The characters of Street Time often find it hard to say what they mean, out of self-defensive reserve as much as fear or misgiving. Given that so many drama series are premised on exposition via dialogue, Street Time‘s alternative strategies are not a little refreshing: cinematographers Bert Dunk and Jonathan Freeman find powerful ways to convey relationships and concerns visually — even aside from the handheld camera that prevails in all current cop shows. The look of the show is dark and angsty, with claustrophobic framing in offices and apartments, clubs and streets. One particularly effective moment in the season opener shows Kevin in a space clearly marked as “limbo” — in a holding cell before a parole hearing with his lawyer, he changes from his orange jumpsuit to a suit; behind him, the wall is stenciled, “Maintain low tones.” In the moral and legal morass of “street time,” no one likes a boat-rocker.
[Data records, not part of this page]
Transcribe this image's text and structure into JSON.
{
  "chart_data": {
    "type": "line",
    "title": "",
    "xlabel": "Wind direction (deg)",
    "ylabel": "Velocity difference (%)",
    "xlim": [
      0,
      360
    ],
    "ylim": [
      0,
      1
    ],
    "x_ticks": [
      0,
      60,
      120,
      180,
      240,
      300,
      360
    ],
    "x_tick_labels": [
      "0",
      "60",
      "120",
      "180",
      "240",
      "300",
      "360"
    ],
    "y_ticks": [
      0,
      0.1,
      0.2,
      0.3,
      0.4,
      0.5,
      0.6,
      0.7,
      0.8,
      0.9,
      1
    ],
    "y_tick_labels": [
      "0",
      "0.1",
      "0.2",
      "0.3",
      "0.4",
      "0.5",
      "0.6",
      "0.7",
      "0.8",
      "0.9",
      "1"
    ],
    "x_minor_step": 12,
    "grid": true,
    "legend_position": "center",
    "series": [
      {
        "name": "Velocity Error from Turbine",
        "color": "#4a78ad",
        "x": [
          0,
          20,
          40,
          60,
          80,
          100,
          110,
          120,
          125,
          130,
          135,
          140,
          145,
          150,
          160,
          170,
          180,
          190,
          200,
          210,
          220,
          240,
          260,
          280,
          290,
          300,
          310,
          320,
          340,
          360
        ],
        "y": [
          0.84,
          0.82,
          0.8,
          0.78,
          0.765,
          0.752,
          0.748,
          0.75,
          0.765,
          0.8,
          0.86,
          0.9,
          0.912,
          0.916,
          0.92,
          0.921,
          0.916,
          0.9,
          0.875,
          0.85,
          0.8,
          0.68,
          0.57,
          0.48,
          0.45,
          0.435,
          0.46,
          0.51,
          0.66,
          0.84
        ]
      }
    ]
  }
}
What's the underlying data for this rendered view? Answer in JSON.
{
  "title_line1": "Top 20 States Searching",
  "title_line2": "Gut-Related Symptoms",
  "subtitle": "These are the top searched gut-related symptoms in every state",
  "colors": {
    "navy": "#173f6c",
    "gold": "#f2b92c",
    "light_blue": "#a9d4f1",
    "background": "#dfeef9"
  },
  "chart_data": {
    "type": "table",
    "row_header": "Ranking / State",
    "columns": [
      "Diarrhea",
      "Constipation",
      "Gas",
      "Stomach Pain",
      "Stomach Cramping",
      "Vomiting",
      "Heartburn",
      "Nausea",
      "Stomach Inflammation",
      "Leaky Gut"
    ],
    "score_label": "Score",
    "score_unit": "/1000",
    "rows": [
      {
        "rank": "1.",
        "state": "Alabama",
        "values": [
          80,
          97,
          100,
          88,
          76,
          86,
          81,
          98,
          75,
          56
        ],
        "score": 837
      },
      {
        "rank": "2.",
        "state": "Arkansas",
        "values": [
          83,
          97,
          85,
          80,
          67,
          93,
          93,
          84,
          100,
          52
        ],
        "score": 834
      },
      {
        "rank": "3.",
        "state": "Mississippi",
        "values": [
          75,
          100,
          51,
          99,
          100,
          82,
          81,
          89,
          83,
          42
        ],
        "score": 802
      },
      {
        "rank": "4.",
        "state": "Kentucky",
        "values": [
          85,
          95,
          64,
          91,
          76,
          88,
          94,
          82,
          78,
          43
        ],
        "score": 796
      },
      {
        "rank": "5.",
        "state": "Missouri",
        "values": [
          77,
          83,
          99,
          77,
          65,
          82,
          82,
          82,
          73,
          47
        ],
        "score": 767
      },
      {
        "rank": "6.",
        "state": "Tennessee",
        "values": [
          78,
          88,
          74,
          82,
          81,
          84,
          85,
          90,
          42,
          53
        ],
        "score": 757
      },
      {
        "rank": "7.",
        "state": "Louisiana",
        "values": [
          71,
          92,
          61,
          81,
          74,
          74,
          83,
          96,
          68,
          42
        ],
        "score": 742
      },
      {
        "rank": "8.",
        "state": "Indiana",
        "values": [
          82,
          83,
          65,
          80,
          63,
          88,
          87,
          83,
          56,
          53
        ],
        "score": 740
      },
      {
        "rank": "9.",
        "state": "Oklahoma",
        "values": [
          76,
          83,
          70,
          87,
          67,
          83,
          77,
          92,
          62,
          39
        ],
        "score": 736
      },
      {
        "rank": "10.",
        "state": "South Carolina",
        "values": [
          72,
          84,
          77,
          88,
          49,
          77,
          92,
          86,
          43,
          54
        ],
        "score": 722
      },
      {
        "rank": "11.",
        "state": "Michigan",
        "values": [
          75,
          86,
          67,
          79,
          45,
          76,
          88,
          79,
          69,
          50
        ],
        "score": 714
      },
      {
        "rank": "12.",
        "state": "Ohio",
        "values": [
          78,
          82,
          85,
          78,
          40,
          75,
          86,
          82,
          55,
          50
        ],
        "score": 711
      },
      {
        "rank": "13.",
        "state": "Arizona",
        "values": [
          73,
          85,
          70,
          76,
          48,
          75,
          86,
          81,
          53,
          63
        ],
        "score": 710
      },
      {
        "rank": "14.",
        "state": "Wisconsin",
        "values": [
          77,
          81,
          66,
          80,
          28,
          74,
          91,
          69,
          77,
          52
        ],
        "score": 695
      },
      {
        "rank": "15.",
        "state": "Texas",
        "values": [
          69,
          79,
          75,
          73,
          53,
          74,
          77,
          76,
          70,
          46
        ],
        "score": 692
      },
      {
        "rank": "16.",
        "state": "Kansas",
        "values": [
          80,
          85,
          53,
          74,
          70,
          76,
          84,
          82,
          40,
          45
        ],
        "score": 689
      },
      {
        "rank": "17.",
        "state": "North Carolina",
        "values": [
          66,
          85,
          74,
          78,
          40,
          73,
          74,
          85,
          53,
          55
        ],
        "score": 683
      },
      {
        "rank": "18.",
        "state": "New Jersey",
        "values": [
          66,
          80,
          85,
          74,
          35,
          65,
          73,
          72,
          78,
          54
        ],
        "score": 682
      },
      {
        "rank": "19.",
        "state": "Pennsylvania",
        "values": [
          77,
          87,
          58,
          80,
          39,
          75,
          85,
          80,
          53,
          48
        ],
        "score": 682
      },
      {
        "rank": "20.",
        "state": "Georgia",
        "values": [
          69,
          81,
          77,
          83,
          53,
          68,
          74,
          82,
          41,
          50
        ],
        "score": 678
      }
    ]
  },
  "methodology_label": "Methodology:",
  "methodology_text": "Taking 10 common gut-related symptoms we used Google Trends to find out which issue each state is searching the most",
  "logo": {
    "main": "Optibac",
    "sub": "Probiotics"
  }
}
Thus, Dee and James’ instant apprehension when they learn that Ann Valentine (Allegra Fulton), has been replaced by Lucius Mosley (Terrence Dashon Howard) as supervisor of the Special Offenders Unit. The one thing they all agree on immediately is that they don’t trust one another. Te first order of business is the investigation of Skouras’ murder and Burt’s capture. (This even as the other POs agree on Skouras’ lack of character: “The guy was unstable,” offers one in defense of James’ witnessing of the murder; “He was a piece of shit,” confirms another.) Lucius’s arrival looks bad for James. “They’re gonna investigate your ass,” warns his partner Dee.
Their own efforts to track down Burt begin with interviews; they call in a room full of offenders, anyone with an ear to the street. Looking out at them, “antsy and freaked,” the officers know they’re fearful that “we’re gonna be all over them, and they’re right.” Distrust flows all ways. And yet, Lucius observes with a sage stillness, “Sometimes you get more by trusting these people than by busting them.” The good POs know that already, and Dee and James resent this “paper pusher from Washington” presuming to tell them how to do their jobs.
As before, their jobs are stressful and unpredictable, premised on lack of trust, that is, assuming offenders as well as supervisors, are lying. Street Time makes these tenuous relationships visible, exposing their weak points and their necessary strengths, the institutional and individual racism, classism, and often brutal misogyny that prop up the penal system, as well as the POs’ and offenders’ efforts to work through and around such prejudices. When, at the end of “20 Shots,” Dee and James finally do locate Burt, he’s reached his absolute end, strung out, furious, and confused except for one thing: this military veteran trusts no one. That he’s also killed his wife and left her body parts in the freezer suggests the extent to which he’s absorbed the very order and rules he so resents. She deserves it, he reasons. She was his and she cheated. He trusted her. And in this indeterminate universe, trust is costly, for everyone.
As it begins a new season, Street Time looks to be amplifying its ambiguities, which is not to say that it clarifies them or invites you to feel comfortable with them. Instead, it pushes you to feel costs.